Избрание Пишегрю председателем Совета пятисот и Барбе-Марбуа – председателем Совета старейшин было открытым вызовом Директории: тот и другой были её врагами. Враждебное директорам большинство сразу нащупало наиболее уязвимое место: оно потребовало, чтобы Директория отчиталась о расходах. Куда ушло золото, поступившее из Италии? Почему казна всегда пуста? То были вопросы, на которые Директория даже при всей дьявольской изобретательности Барраса не могла дать ответа. Но это было только начало. Советы не скрывали своего намерения вышвырнуть Барраса и его друзей из правительства. Что будет потом? Республика или какая-то переходная форма к монархии? Мнения расходились. Всех объединяло одно: надо гнать «триумвиров», вцепившиеся в директорские кресла.
Для Барраса, главного среди директоров, в сущности, важно было только это. Директорский пост – это была власть, великолепные апартаменты в Люксембургском дворце, приёмы, оргии и деньги без счёта. Мог ли с этим легко расстаться человек, прошедший через все круги ада, скользивший по лезвию ножа, коварный и дерзкий? Медлить было нельзя. И Баррас нашёл способ переиграть своих врагов: он обратился к Бонапарту. Он просил его защитить Республику от роялистов, проникших в Советы.

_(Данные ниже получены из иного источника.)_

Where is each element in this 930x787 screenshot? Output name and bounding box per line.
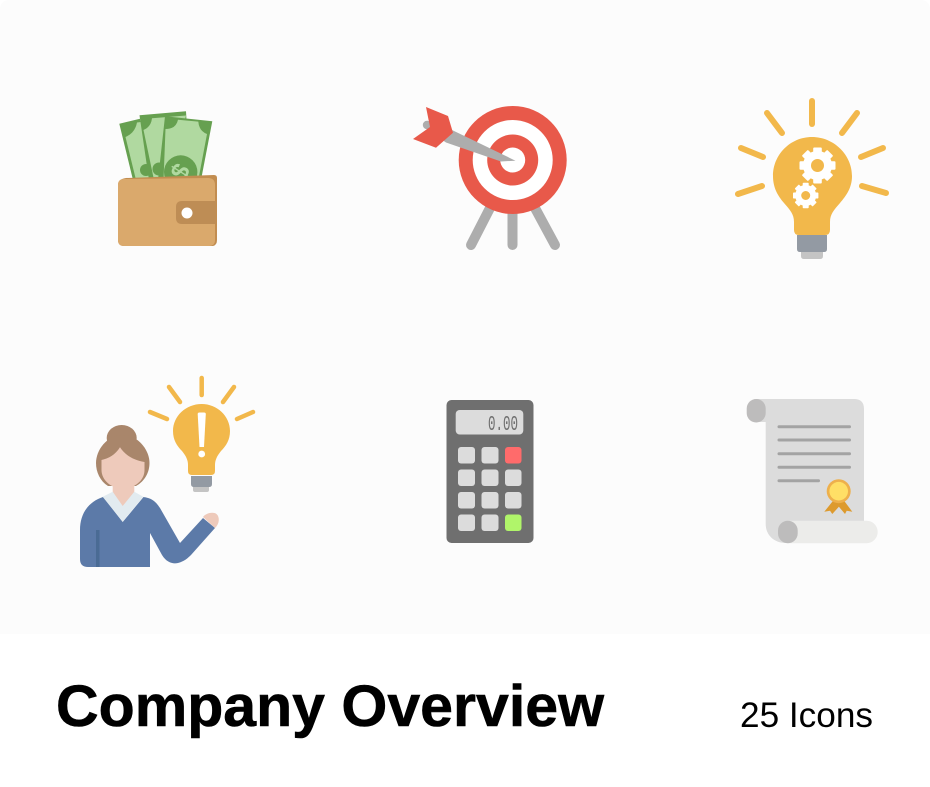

Сам генерал вряд ли был пламенным республиканцем, по крайней мере, диктаторские замашки в его деятельности уже давно наблюдались. Пожалуй, он в стране ввел бы единоначалие, подобное армейскому, и без особых колебаний задушил бы Республику, но он вовсе не намерен был допустить эту операцию преждевременно, а самое главное, вовсе не желал, чтобы это пошло на пользу кому-нибудь другому, кроме него самого. Поразмыслив над всем этим, Бонапарт выступил в роли спасителя Республики: он послал в Париж своего генерала Ожеро с приказом помочь Баррасу.
Ожеро, едва прибыв в Париж, заявил: “Я приехал, чтобы убить роялистов”. Баррас не медлил. 4 сентября десять тысяч солдат окружили Тюильри, где заседали Советы. Начались аресты. Директоры Карно и Бартелеми, противостоявшие Баррасу, должны были быть арестованы. Карно удалось бежать, Бартелеми схватили солдаты. Были аннулированы выборы, смещены высшие чиновники, судьи, закрыты газеты – было уничтожено всё, что представляло угрозу для власти “триумвиров”. Однако это была временная, пиррова победа казнокрадов, которая, в сущности, снова доказала, что режим исчерпал себя и может удерживаться, лишь опираясь на армию.
Священников опять обязали присягать в ненависти к королевской власти. Кто отказывался, того ссылали в Вест-Индию, на сухую гильотину, как принято было говорить. Даже частных лиц теперь принуждали пользоваться непонятным и странным республиканским календарём, к которому никто так и не смог привыкнуть. Было строго приказано всем гражданам праздновать декади, а в воскресенье работать.